The famous music hit. “Directed by Rian Johnson” appeared on the screen. It was over. I had just witnessed the newest Star Wars movie. For the first time watching a Star Wars film, I really did not know how to feel about it. I liked it enough, but it left me with an odd feeling that I could not describe for the rest of the day. A few hours after seeing the movie, the feeling dawned on me and I realized something about this movie. But first, let’s see what we’re working with here.
First, the nitpicks. My personal biggest letdown of the movie was Snoke. I was looking forward to seeing Snoke expanded after The Force Awakens did an incredible job of setting up this character. He was a puppet master in The Force Awakens and that film hinted at a larger role to play. Unfortunately, he was taken out easily and rather early in The Last Jedi. It diminished his perceived power and leaves the audience to wonder “Who was that guy,” and more importantly, “Why should I even care that he is dead?”
The fake-out death of Leia also did not work. Seeing her use the force like Superman regaining consciousness in outer space just did not sit well with me. I, like so many, am interested to see how Episode IX handles her with the untimely passing of Carrie Fisher.

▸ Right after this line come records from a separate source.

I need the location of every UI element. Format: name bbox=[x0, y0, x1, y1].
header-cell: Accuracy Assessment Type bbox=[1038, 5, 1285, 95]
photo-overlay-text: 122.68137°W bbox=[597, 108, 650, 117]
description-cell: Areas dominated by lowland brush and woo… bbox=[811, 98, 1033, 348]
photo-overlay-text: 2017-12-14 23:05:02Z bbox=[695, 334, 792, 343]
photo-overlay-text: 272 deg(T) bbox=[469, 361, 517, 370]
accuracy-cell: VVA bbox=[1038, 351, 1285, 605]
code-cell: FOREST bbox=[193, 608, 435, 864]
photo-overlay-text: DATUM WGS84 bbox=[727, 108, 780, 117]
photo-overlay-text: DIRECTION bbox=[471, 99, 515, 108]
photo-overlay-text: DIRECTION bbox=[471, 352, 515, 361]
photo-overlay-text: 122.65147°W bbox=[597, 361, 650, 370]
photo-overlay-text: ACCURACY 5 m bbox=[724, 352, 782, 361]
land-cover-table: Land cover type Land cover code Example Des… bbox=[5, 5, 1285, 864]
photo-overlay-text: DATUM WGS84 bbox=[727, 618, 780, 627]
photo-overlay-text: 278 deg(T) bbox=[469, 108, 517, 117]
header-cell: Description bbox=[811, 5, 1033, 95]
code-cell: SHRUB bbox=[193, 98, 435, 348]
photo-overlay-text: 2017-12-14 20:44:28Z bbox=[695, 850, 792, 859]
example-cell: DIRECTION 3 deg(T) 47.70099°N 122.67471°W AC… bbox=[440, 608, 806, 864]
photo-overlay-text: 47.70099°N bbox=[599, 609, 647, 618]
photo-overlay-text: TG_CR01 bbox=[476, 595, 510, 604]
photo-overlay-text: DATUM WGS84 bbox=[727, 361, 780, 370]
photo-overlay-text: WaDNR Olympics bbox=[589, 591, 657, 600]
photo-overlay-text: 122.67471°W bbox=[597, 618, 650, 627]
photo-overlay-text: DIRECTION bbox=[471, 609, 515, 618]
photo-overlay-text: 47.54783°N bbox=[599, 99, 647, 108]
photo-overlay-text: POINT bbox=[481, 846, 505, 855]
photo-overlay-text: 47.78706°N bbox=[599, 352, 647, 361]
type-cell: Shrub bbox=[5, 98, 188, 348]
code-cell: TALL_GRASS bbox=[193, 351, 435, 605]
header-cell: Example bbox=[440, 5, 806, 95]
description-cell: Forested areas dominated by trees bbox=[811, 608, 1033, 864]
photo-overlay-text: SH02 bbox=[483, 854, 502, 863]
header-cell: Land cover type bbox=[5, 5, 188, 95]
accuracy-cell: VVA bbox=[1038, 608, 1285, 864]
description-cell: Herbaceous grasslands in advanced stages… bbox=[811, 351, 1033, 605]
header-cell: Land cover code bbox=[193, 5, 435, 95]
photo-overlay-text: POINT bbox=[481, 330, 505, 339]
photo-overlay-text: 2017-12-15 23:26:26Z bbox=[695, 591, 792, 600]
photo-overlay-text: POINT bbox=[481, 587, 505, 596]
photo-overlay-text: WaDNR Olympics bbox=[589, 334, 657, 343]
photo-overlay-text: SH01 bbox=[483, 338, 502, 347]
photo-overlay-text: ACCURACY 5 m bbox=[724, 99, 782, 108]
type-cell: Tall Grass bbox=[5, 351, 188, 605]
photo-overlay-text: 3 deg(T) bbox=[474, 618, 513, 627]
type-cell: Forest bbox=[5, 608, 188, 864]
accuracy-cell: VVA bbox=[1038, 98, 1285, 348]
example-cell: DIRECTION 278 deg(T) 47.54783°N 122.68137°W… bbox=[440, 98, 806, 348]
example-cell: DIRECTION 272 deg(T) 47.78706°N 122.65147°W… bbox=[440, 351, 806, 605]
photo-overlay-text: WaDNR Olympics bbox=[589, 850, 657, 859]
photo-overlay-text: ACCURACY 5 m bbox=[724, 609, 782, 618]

What did work for me was the further development of the new characters. I think the core of Rey, Finn, and Poe are a solid trio and growing into fully formed characters. The new characters and locations where great and I loved the almost heist feel of this movie.
As I said though, this is more of a reaction rather than a review. So how did I feel about this movie? The Last Jedi is the most thematically complex of all the Star Wars movies. After the buildup to find Luke Skywalker in the previous film, we find him in TLJ a broken down man, asking questions of Rey what good did the Jedi play after all and what value is there in being a legend. That is one of the greatest strengths of this movie. It not only asks itself and thus the audience to look at the value of those we’ve placed on pedestals, but also looks back at the entire Star Wars saga and asks where do we go from here? That leads to something that I wonder if the film intended to do. The Last Jedi has managed to, as Kylo says, “let the past die.”
That is the feeling I was encountering after watching this movie. It was the feeling that the past of Star Wars, the Skywalker family drama, Empire vs. Rebellion, was over. But rather than ending in a good guys have prevailed way (Return of the Jedi), the rich universe this franchise has created is still open and will move forward. This is the film that looks back at our nostalgia of Star Wars and says, “You have played your part. Now is the time to bow out gracefully and let the changes sweep over the franchise.”
Maybe even more broadly speaking, Rian Johnson has managed to take the nostalgia craze of the last ten years and say it is time to move forward. The return of franchises in films for millennials and Gen X’ers, Transformers, Indiana Jones, etc… they all brought back the memories and feelings of the original material. The Last Jedi though takes it that to the next crucial step. It is time to move forward. Much as Luke asks Rey what it means to be a legend, perhaps we should ask what does it mean to hold on to our childhood heroes and franchises?
On a personal level, I don’t know if The Last Jedi will become my favorite Star Wars film, but at this point, I can honestly say it is the most important Star Wars film. The universe we’ve witnessed from the first film, from the time we were kids, now truly feels wide open. The fate of a galaxy no longer hangs on the actions of a single family, but now hope has been placed in anyone who is willing to fight for what is right. For a rebellion. I am beyond excited to see where the franchise goes from here.